Ses couleurs, ses motifs ou son nouage signifient l’appartenance à une ethnie, une caste, une classe, une famille, un métier, une classe d’âge ou une situation familiale… Au nom de dogme religieux, on voit aussi le visage des femmes disparaître sous ces épais tissus opaques ou grillagés, symbole de l’oppression de la femme.

Aucune différence

Americo Mariano

« Ce sont des images éparpillées d’une vie sociale, d’une dignité, d’une souffrance, d’un travail, d’un espoir, d’une joie et d’une simplicité et encore plus d’une force intérieure qui permet à toutes ces femmes de vivre, malgré les conditions qui leur sont proposées (imposées). »

De Cuba à New York, en passant par l’Inde ou l’Afrique noire…, du monde rural aux grandes cités, des champs à l’usine, de la cuisine au salon de coiffure, des espaces et rôles traditionnels des femmes aux manifestations dans la rue… Americo Mariano capte avec sensibilité et fraternité les moments du quotidien, la fatique des longues journées de travail, des tâches ménagères et de l’éducation des enfants, le bonheur simple des pauses, le courage des femmes face à l’adversité, les regards pétillants, revendicatifs ou provocants, les rires complices… Ces photographies ne manquent pas d’interroger, de provoquer, d’émouvoir ou de donner à sourire.

Trombinoscope des employées de la mairie du 4e

Danièle Taulin-Hommel et Kim Powell

Danièle Taulin-Hommel et Kim Powell présentent le personnel des cantines et des bureaux. Portraits en noir et blanc et clichés pris sur le vif, de femmes au travail, parlant des plaisirs et des difficultés qu’elles rencontrent dans l’exercice de leur activité.

Sylvie Di Costanzo


Icônes du quotidien, de Géraldine Langlois

« On me demandera le pourquoi de l’image pour présenter cette exposition. Et bien très bien.
« Parce que je parle de la femme.
« Parce que je parle de la vie.
« Parce que je voulais créer un sursaut et que chaque personne qui la reçoit n’y soit indifférent.

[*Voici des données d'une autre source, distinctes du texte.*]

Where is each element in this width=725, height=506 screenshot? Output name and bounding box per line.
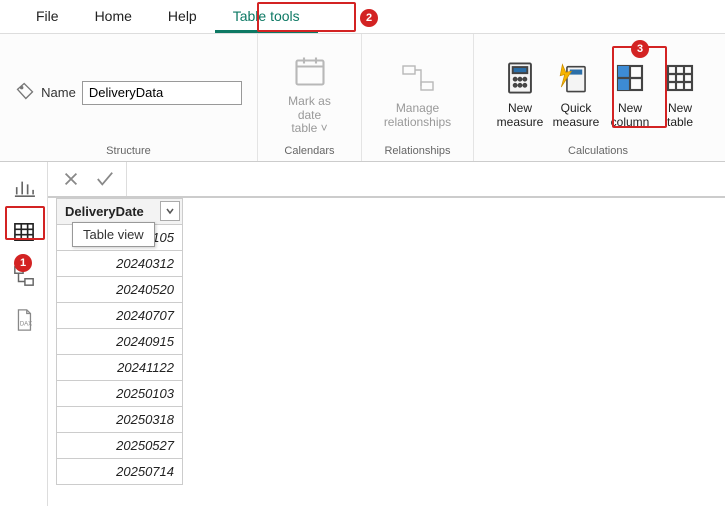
view-switcher: DAX	[0, 162, 48, 506]
table-cell[interactable]: 20241122	[57, 355, 183, 381]
mark-as-date-table-button[interactable]: Mark as datetable ˅	[278, 47, 342, 138]
table-cell[interactable]: 20250103	[57, 381, 183, 407]
group-label-structure: Structure	[106, 145, 151, 159]
new-measure-button[interactable]: Newmeasure	[492, 54, 548, 132]
formula-bar	[48, 162, 725, 198]
tab-file[interactable]: File	[18, 0, 77, 33]
table-cell[interactable]: 20240915	[57, 329, 183, 355]
group-label-relationships: Relationships	[384, 145, 450, 159]
name-field-label: Name	[41, 85, 76, 100]
table-cell[interactable]: 20250714	[57, 459, 183, 485]
svg-text:DAX: DAX	[19, 322, 31, 328]
report-view-button[interactable]	[8, 174, 40, 202]
formula-commit-button[interactable]	[92, 166, 118, 192]
calendar-icon	[290, 51, 330, 91]
quick-measure-button[interactable]: Quickmeasure	[548, 54, 604, 132]
table-cell[interactable]: 20250318	[57, 407, 183, 433]
group-label-calendars: Calendars	[284, 145, 334, 159]
tag-icon	[15, 81, 35, 104]
new-column-button[interactable]: Newcolumn	[604, 54, 656, 132]
quick-calculator-icon	[556, 58, 596, 98]
column-filter-button[interactable]	[160, 201, 180, 221]
calculator-icon	[500, 58, 540, 98]
table-cell[interactable]: 20240312	[57, 251, 183, 277]
new-table-button[interactable]: Newtable	[656, 54, 704, 132]
table-view-button[interactable]	[8, 218, 40, 246]
table-name-input[interactable]	[82, 81, 242, 105]
table-cell[interactable]: 20240520	[57, 277, 183, 303]
formula-input[interactable]	[126, 162, 725, 196]
relationships-icon	[398, 58, 438, 98]
column-header-label: DeliveryDate	[65, 204, 144, 219]
ribbon-group-relationships: Managerelationships Relationships	[362, 34, 474, 161]
model-view-button[interactable]	[8, 262, 40, 290]
ribbon-group-structure: Name Structure	[0, 34, 258, 161]
tab-table-tools[interactable]: Table tools	[215, 0, 318, 33]
manage-relationships-button[interactable]: Managerelationships	[386, 54, 450, 132]
tab-home[interactable]: Home	[77, 0, 150, 33]
ribbon-group-calendars: Mark as datetable ˅ Calendars	[258, 34, 362, 161]
column-header[interactable]: DeliveryDate	[57, 199, 183, 225]
table-cell[interactable]: 20250527	[57, 433, 183, 459]
ribbon-group-calculations: Newmeasure Quickmeasure	[474, 34, 722, 161]
chevron-down-icon: ˅	[317, 121, 327, 135]
table-cell[interactable]: 20240707	[57, 303, 183, 329]
formula-cancel-button[interactable]	[58, 166, 84, 192]
group-label-calculations: Calculations	[568, 145, 628, 159]
tab-help[interactable]: Help	[150, 0, 215, 33]
ribbon: Name Structure Mark as datetable ˅ Calen…	[0, 34, 725, 162]
new-column-icon	[610, 58, 650, 98]
tooltip-table-view: Table view	[72, 222, 155, 247]
menu-tabbar: File Home Help Table tools	[0, 0, 725, 34]
dax-view-button[interactable]: DAX	[8, 306, 40, 334]
new-table-icon	[660, 58, 700, 98]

« Une image prise de dos, de derrière, comme signe de protestation, de non-conformisme et de renoncement à voir ce que chacun ne veut pas voir.
« Je ne veux pas voir les enfants souffrir,
« Je ne veux pas voir les femmes maltraitées,
« Je ne veux pas voir le commerce des êtres humains ou de leurs organes,
« Je ne veux pas voir l’inégalité grandissante entre les pays dits développés et les pays en voie de développement…
« Et la liste est longue.
Et le plus inacceptable que mes yeux puissent voir, des bombes humaines tuer d’autres vies. »

Photos de femmes des gitanes du Karnataka, des femmes de Cuba, du Nigeria, du Maroc, de Singapour et de Belgique, femmes que la photographe a rencontrées sur son chemin avec qui lui ont fait partager leur angoisse, leur souffrance face aux difficultés du quotidien ou leur bonheur, leur courage, leur énergie, leur capacité à transmettre la vie, ce qu’elles sont et ce qu’elles vivent.

Géraldine Langlois se veut être un témoin qui alerte, laisse un message et attend écho.